The Cascading Style Sheets (CSS) Working Group has published a Working Draft of CSS Regions Module Level 1.
The CSS Regions module allows content from one or more elements to flow
through one or more boxes called CSS Regions, fragmented as defined in
CSS3-BREAK. This module also defines CSSOM to expose both the inputs and
outputs of this fragmentation. CSS is a language for describing the
rendering of structured documents (such as HTML and XML) on screen, on
paper, in speech, etc. Learn more about the Style Activity.
Search Engine Marketing| seo tips | w3c Release | Unlock the secrets of SEO success and W3C standards mastery on our blog. Elevate your online presence with expert insights, staying visible and accessible
Friday, October 10, 2014
Last Call: XQuery 3.1 and XQueryX 3.1; and additional supporting documents
Today the XQuery Working Group published a Last Call Working Draft of XQuery 3.1 and XQueryX 3.1. Additional supporting documents were published jointly with the XSLT Working Group: a Last Call Working Draft of XPath 3.1, together with XPath Functions and Operators, XQuery and XPath Data Model, and XSLT and XQuery Serialization.
XQuery 3.1 and XPath 3.1 introduce improved support for working with
JSON data with map and array data structures as well as loading and
serializing JSON; additional support for HTML class attributes, HTTP
dates, scientific notation, cross-scaling between XSLT and XQuery and
more. Comments are welcome through 7 November 2014. Learn more about the XML Activity.

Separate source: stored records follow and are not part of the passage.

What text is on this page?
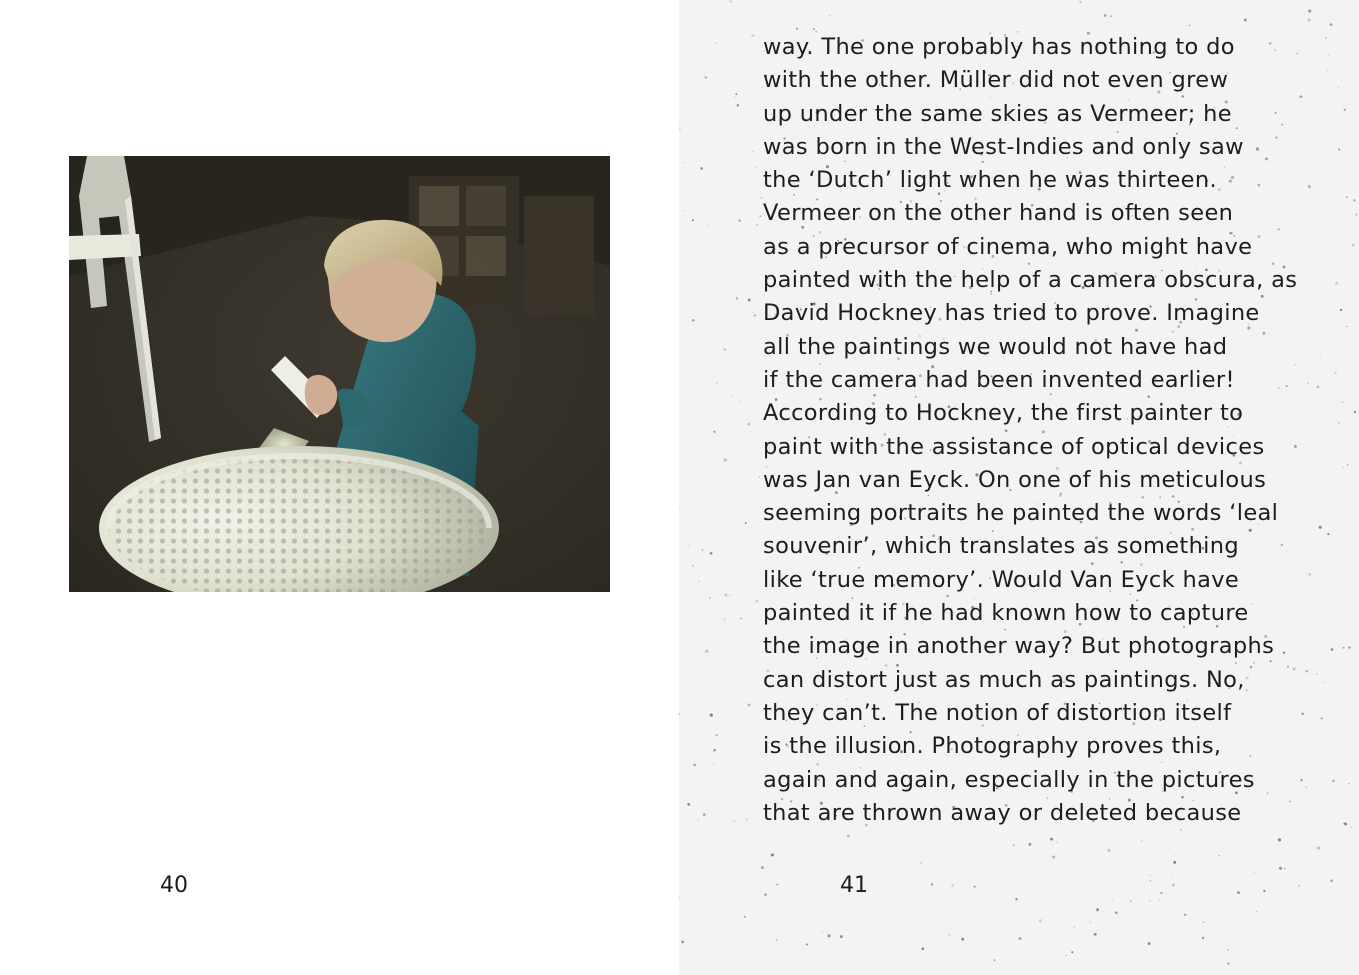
40
way. The one probably has nothing to do
with the other. Müller did not even grew
up under the same skies as Vermeer; he
was born in the West-Indies and only saw
the ‘Dutch’ light when he was thirteen.
Vermeer on the other hand is often seen
as a precursor of cinema, who might have
painted with the help of a camera obscura, as
David Hockney has tried to prove. Imagine
all the paintings we would not have had
if the camera had been invented earlier!
According to Hockney, the first painter to
paint with the assistance of optical devices
was Jan van Eyck. On one of his meticulous
seeming portraits he painted the words ‘leal
souvenir’, which translates as something
like ‘true memory’. Would Van Eyck have
painted it if he had known how to capture
the image in another way? But photographs
can distort just as much as paintings. No,
they can’t. The notion of distortion itself
is the illusion. Photography proves this,
again and again, especially in the pictures
that are thrown away or deleted because
41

Selection API First Public Draft Published; Push API Draft Published
The Web Applications Working Group has published two documents today:
- A First Public Working Draft of Selection API. This document is a preliminary draft of a specification for the Selection API and selection related functionality. It replaces a couple of old sections of the HTML specification, the selection part of the old DOM Range specification.
- A Working Draft of Push API. The Push API provides webapps with scripted access to server-sent messages, for simplicity referred to here as push messages, as delivered by push services. A push service allows a webapp server to send messages to a webapp, regardless of whether the webapp is currently active on the user agent. The push message will be delivered to a Service Worker, which could then store the message’s data or display a notification to the user. This specification is designed to promote compatibility with any delivery method for push messages from push services to user agents.